Greetings from Viva Las Vegas, Nevada.

It’s Sunday, and if it’s Sunday, it’s football…and, Information on Demand 2012.

It seems like I was only here a short year ago…and come to think of it, I was!

How time, and technology, flies…but, as the industry goes, so goes IOD.  This year, there are more issues to discuss, more folks to talk to, and more technologies to cover, even as all we IOD attendees are being asked to “Think Big.”

Which is a good thing, because there are some big issues on the information management table that need discussing.

We’ve got more data than ever, being acquired at a pace unmatched in recorded history, and amidst all that information are insights that we all can use to better run our businesses, our governments, even our lives, yet not necessarily with any clear boundaries about who can do what with who’s information and when and under what circumstances!

But boy, if only we could make sense out of it all.

It reminds me of the magic show I went to see yesterday afternoon at the MGM Grand here in Vegas, starring none other than the world-renowned illusionist, David Copperfield.

If you’ve never seen him perform, first of all, I highly recommend you taking in his show at the Hollywood Theatre there.

Copperfield is the genuine article, an illusionist whose humanity surpasses his skills as a magician.  An entertainner who made a Studebaker appear onstage from out of nowhere, the story behind which that explained the import of that car to Copperfield and his family nearly bringing tears to my eyes.

One minute I was laughing, one minute I was surprised and astonished, and the next minute I was crying…in my book, the mark of a superior entertainer who understands his audience.

And such is often the case in the realm of effective information management.  One minute, we have our handle on the situation, making sense of the information at our disposal…and the next, a new requirement, a new technology, a new methodology comes along and throws a wrench in our proverbial analytical fan.

But like Copperfield, we must always be thinking of our audience.  Who are they, what motivates them, what do they need from us, what do they NOT need.  Often it’s not what you say but what you don’t that most makes the point.

Which is why we’re here in Vegas, to Think Big.

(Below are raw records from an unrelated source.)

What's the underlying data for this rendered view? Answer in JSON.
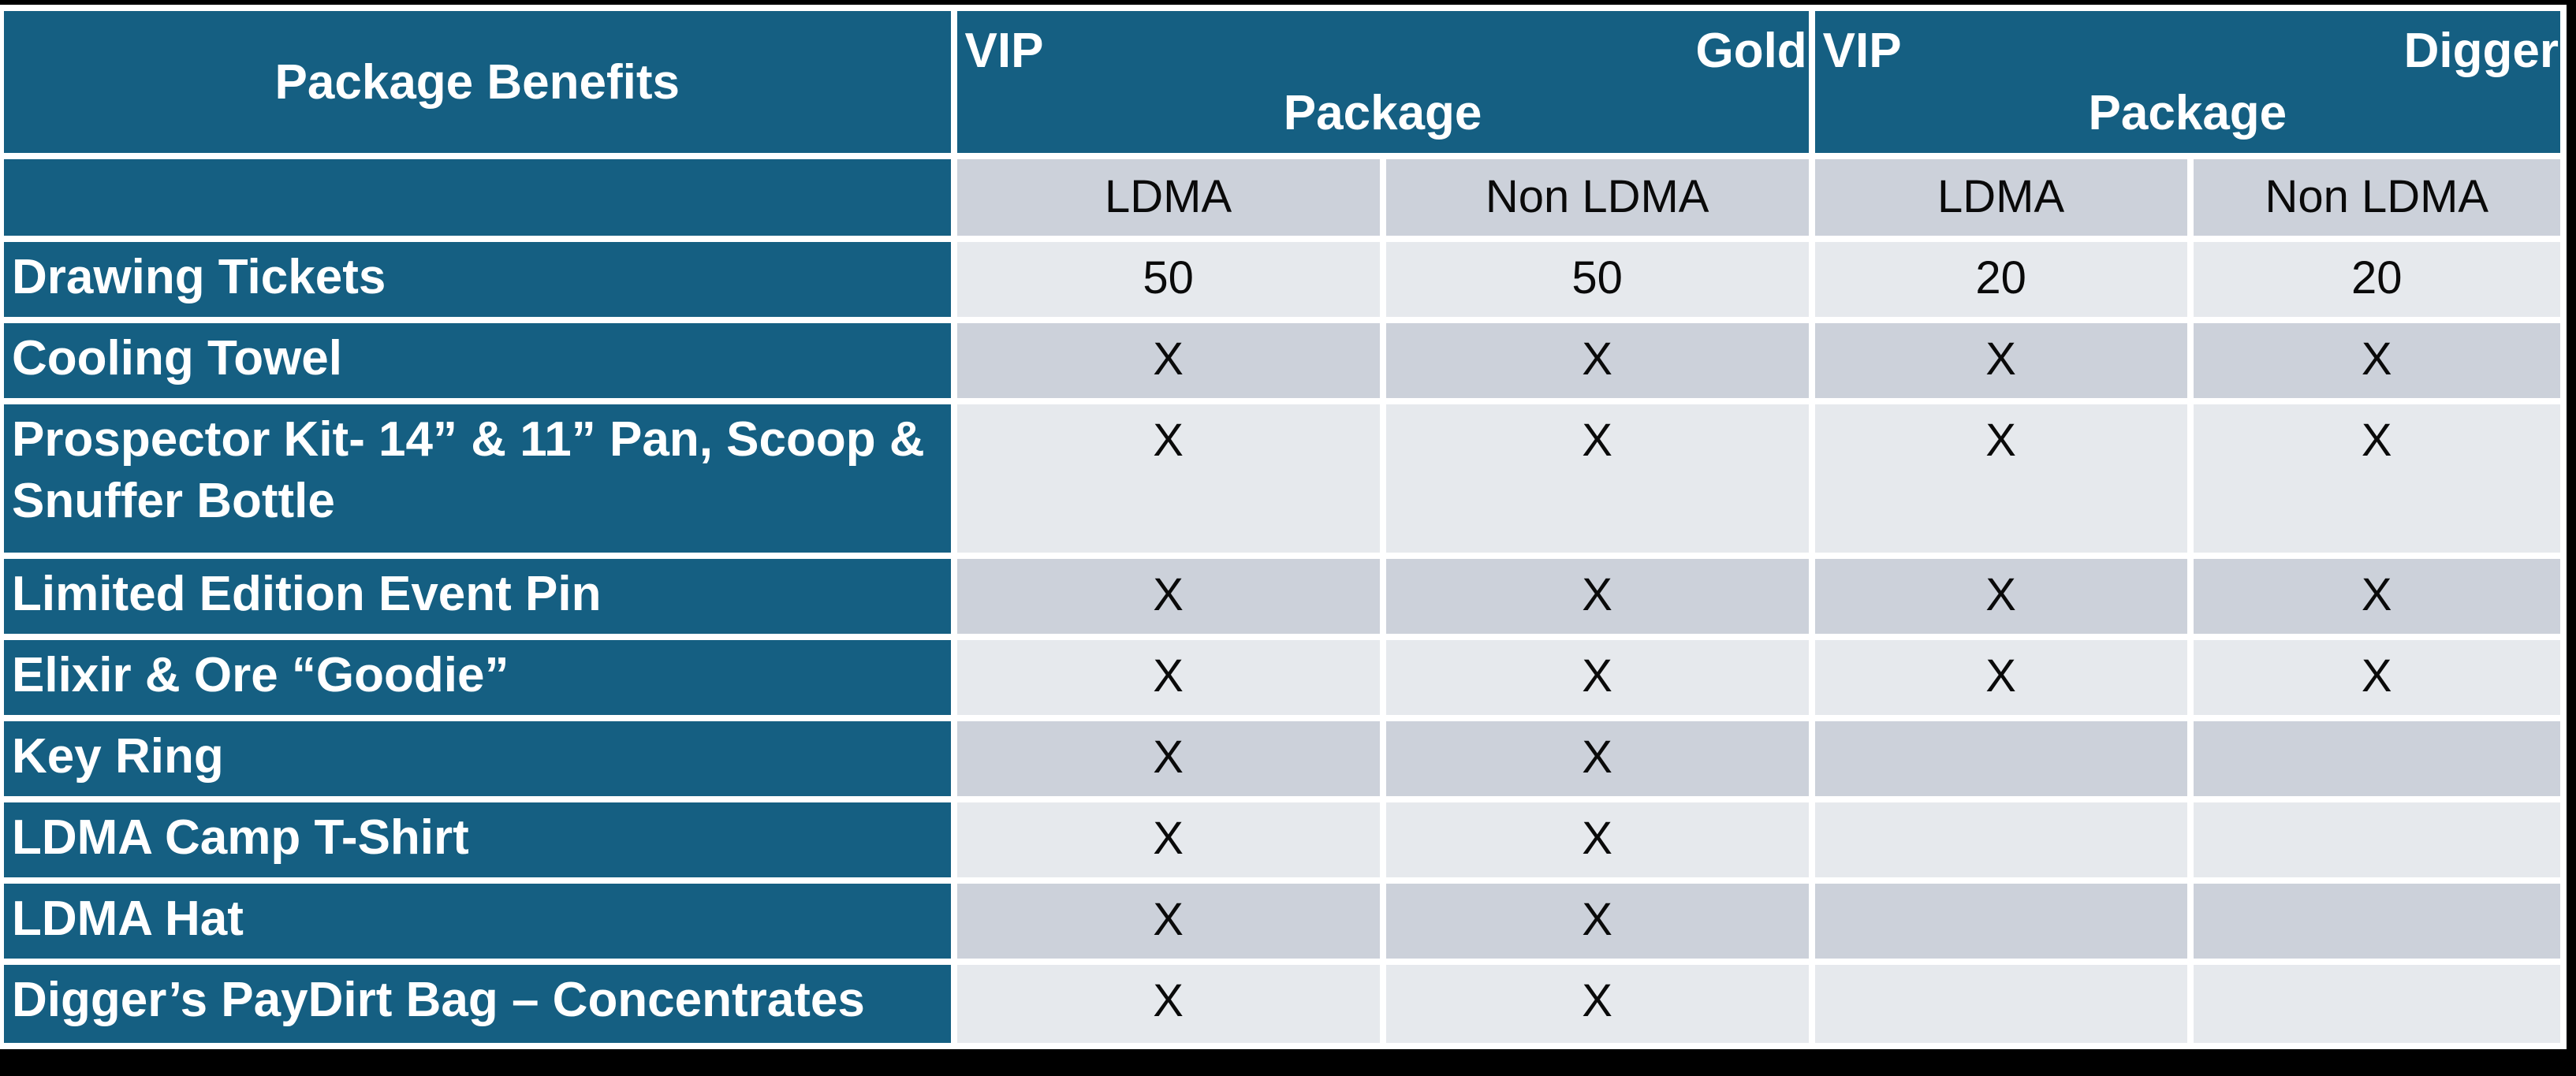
{
  "colors": {
    "table_blue": "#155F82",
    "row_light": "#E6E9ED",
    "row_dark": "#CCD1DA",
    "grid_white": "#FFFFFF",
    "page_background": "#000000",
    "header_text": "#FFFFFF",
    "body_text": "#0A0A0A"
  },
  "table": {
    "corner_header": "Package Benefits",
    "groups": [
      {
        "name_left": "VIP",
        "name_right": "Gold",
        "name_line2": "Package"
      },
      {
        "name_left": "VIP",
        "name_right": "Digger",
        "name_line2": "Package"
      }
    ],
    "subheaders": [
      "LDMA",
      "Non LDMA",
      "LDMA",
      "Non LDMA"
    ],
    "rows": [
      {
        "label": "Drawing Tickets",
        "values": [
          "50",
          "50",
          "20",
          "20"
        ]
      },
      {
        "label": "Cooling Towel",
        "values": [
          "X",
          "X",
          "X",
          "X"
        ]
      },
      {
        "label": "Prospector Kit- 14” & 11” Pan, Scoop & Snuffer Bottle",
        "values": [
          "X",
          "X",
          "X",
          "X"
        ]
      },
      {
        "label": "Limited Edition Event Pin",
        "values": [
          "X",
          "X",
          "X",
          "X"
        ]
      },
      {
        "label": "Elixir & Ore “Goodie”",
        "values": [
          "X",
          "X",
          "X",
          "X"
        ]
      },
      {
        "label": "Key Ring",
        "values": [
          "X",
          "X",
          "",
          ""
        ]
      },
      {
        "label": "LDMA Camp T-Shirt",
        "values": [
          "X",
          "X",
          "",
          ""
        ]
      },
      {
        "label": "LDMA Hat",
        "values": [
          "X",
          "X",
          "",
          ""
        ]
      },
      {
        "label": "Digger’s PayDirt Bag – Concentrates",
        "values": [
          "X",
          "X",
          "",
          ""
        ]
      }
    ]
  }
}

To put our big boy and girl thinking caps on to figure out how we can handle this additional onslaught of information effectively and efficiently, with grace under pressure.

As part and parcel of that, we’re here to attend the over 700 technical education sessions, the 110 hands on labs, and to hear the 300+ customer speakers who have been there, done that in Information On Demand 2012.

And finally, to also hopefully have a little fun along the way.  It is Vegas, after all.  And all that nonsense about what happens here, stays here??  You don’t really believe any of that bit, do you?

It IS 2012, after all.  What’s not picked up by a smartphone will be Tweeted by your colleagues and read by your boss back at the home office.  So behave yourself!

Because all of that, and much, much more is what constitutes the Information On Demand experience, and that’s what myself and our extended IOD 2012 social team will be here to cover for you.